Author
Luis Ribot (dir.)
Characteristics
448 pages; 149 color illustrations; hardcover with jacket; 20 x 28 cm
Publication
Spanish; with the collaboration of Patrimonio Nacional; 2009
ISBN
978-84-936060-9-1
Price
€50,00
Having died without issue, Charles II (1661-1700) bequeathed the crown to Louis XIV’s second grandson Philip V, who established the Bourbon dynasty in Spain. The fact that Charles’s will was the most important decision of his reign seems evident proof of his scant involvement in performing his kingly duties —something that historians have unanimously underlined. However, this does not free us from the need to study the personality and actions of the last of the Spanish Hapsburgs and the image his contemporaries and historians have conveyed of him.
A king of the ancien régime cannot be understood without considering the courtly environment he lived in, which reflects and helps explain many of his failings and virtues. His reign, more important in many aspects than has always been thought, was also notable for its court art, particularly the numerous—and often magnificent—pictorial depictions of the monarch.
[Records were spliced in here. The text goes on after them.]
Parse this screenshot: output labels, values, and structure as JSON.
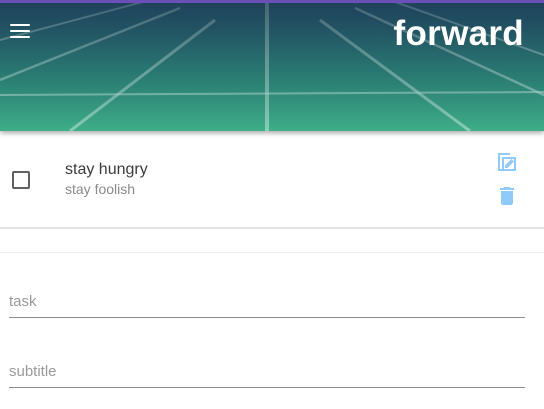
{
  "header": {
    "title": "forward",
    "menu_icon": "hamburger-menu-icon"
  },
  "task": {
    "title": "stay hungry",
    "subtitle": "stay foolish",
    "checked": false,
    "edit_icon": "edit-icon",
    "delete_icon": "trash-icon"
  },
  "form": {
    "task_placeholder": "task",
    "task_value": "",
    "subtitle_placeholder": "subtitle",
    "subtitle_value": ""
  },
  "colors": {
    "header_gradient_start": "#1f6e6e",
    "header_gradient_end": "#48b891",
    "top_strip": "#6b4fb8",
    "action_icon": "#90caf9"
  }
}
Other aspects directly related to Charles II, such as festivities and music and his rare travels, complete this approach to a man who for thirty-five years embodied and headed a monarchy which, although no longer at its peak, was still a major power with vast territories in the four continents then known.
Luis Ribot is professor of Modern History at the UNED and a permanent member of the Real Academia de la Historia. His many studies on the Habsburg monarchy include El arte de gobernar. Estudios sobre la España de los Austrias (2006) and La Monarquía de España y la guerra de Mesina (1674–1678), which won him the Spanish National Prize for History in 2003.